Diego Rivera and Frida Kahlo were very public about their leftwing politics, both participating at various times in the activities of the Mexican Communist Party. During a period in which he was disillusioned with Stalinism, Rivera played host to the exiled Russian revolutionary leader Leon Trotsky, who had been granted asylum in Mexico. Trotsky subsequently had a brief romantic liaison with Frida Kahlo that did not come to light until much later. The archives has no materials relating to that affair, but the archives’ Trotsky papers do contain a copy of a 1939 letter to Kahlo in which Trotsky goes into detail about what he saw as the erratic political conduct of Diego Rivera, who had just resigned from the Trotskyist Fourth International.

The political and artistic activities of Rivera, including the controversies that ensued over the murals he painted in the United States, are also documented in the Joseph Freeman papers in the archives. A number of Freeman’s letters to Bertram Wolfe, written at wide intervals during which both Freeman’s and Wolfe’s politics changed considerably, deal with Diego Rivera.

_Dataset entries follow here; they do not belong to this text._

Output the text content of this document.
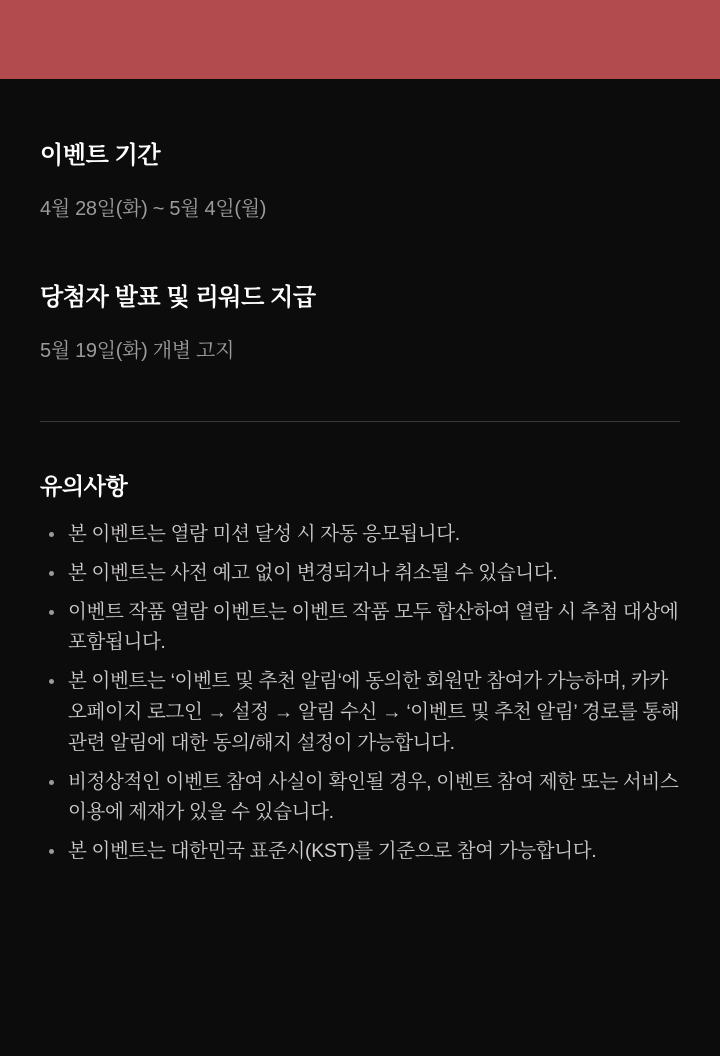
이벤트 기간

4월 28일(화) ~ 5월 4일(월)

당첨자 발표 및 리워드 지급

5월 19일(화) 개별 고지

유의사항
본 이벤트는 열람 미션 달성 시 자동 응모됩니다.
본 이벤트는 사전 예고 없이 변경되거나 취소될 수 있습니다.
이벤트 작품 열람 이벤트는 이벤트 작품 모두 합산하여 열람 시 추첨 대상에 포함됩니다.
본 이벤트는 ‘이벤트 및 추천 알림‘에 동의한 회원만 참여가 가능하며, 카카오페이지 로그인 → 설정 → 알림 수신 → ‘이벤트 및 추천 알림’ 경로를 통해 관련 알림에 대한 동의/해지 설정이 가능합니다.
비정상적인 이벤트 참여 사실이 확인될 경우, 이벤트 참여 제한 또는 서비스 이용에 제재가 있을 수 있습니다.
본 이벤트는 대한민국 표준시(KST)를 기준으로 참여 가능합니다.
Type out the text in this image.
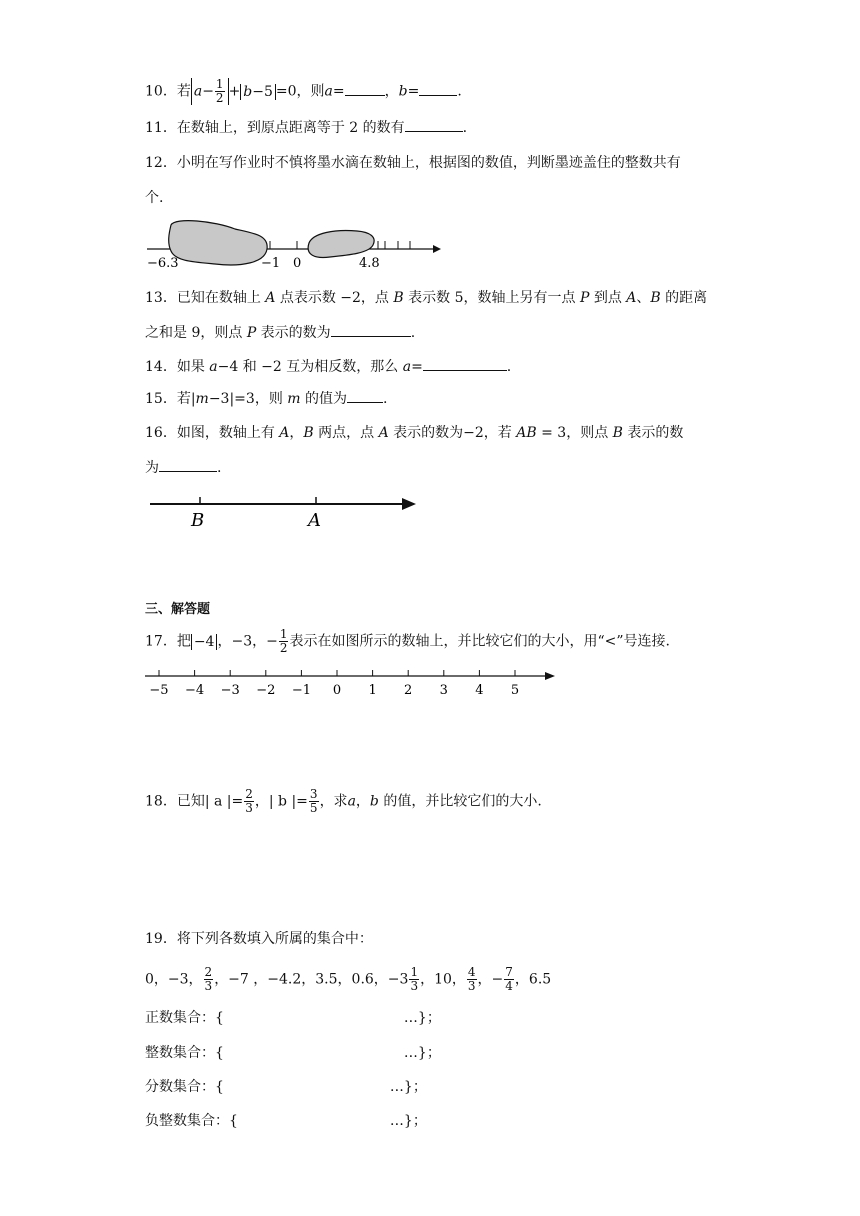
10．若 $a- \frac{1}{2} + b-5 =0$，则a=	，b=	.
11．在数轴上，到原点距离等于 2 的数有	.
12．小明在写作业时不慎将墨水滴在数轴上，根据图的数值，判断墨迹盖住的整数共有
个.
−6.3	−1 0	4.8
13．已知在数轴上 A 点表示数 −2，点 B 表示数 5，数轴上另有一点 P 到点 A、B 的距离
之和是 9，则点 P 表示的数为	.
14．如果 a−4 和 −2 互为相反数，那么 a=	.
15．若|m−3|=3，则 m 的值为	.
16．如图，数轴上有 A，B 两点，点 A 表示的数为−2，若 AB = 3，则点 B 表示的数
为	.
B	A
三、解答题
17．把 −4 ，−3，− $\frac{1}{2}$ 表示在如图所示的数轴上，并比较它们的大小，用“<”号连接.
−5 −4 −3 −2 −1 0 1 2 3 4 5
18．已知| a |= $\frac{2}{3}$ ，| b |= $\frac{3}{5}$ ，求a，b 的值，并比较它们的大小.
19．将下列各数填入所属的集合中：
0，−3， $\frac{2}{3}$ ，−7 ，−4.2，3.5，0.6，$-3 \frac{1}{3}$ ，10， $\frac{4}{3}$ ，− $\frac{7}{4}$ ，6.5
正数集合：{	…}；
整数集合：{	…}；
分数集合：{	…}；
负整数集合：{	…}；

Oddly, Kahlo, who had been linked amorously to Trotsky, professed to be an orthodox Stalinist in the years before her death. In one diary entry, she painted a watercolor of a hammer and sickle surrounded by the names Engels, Marx, Lenin, Stalin, and Mao, with Stalin’s name appearing larger than all the others. However, it has not been Kahlo’s political beliefs but her depictions in art of her psychological and physical distress, as well as her specifically Mexican themes, that have drawn so many to her work.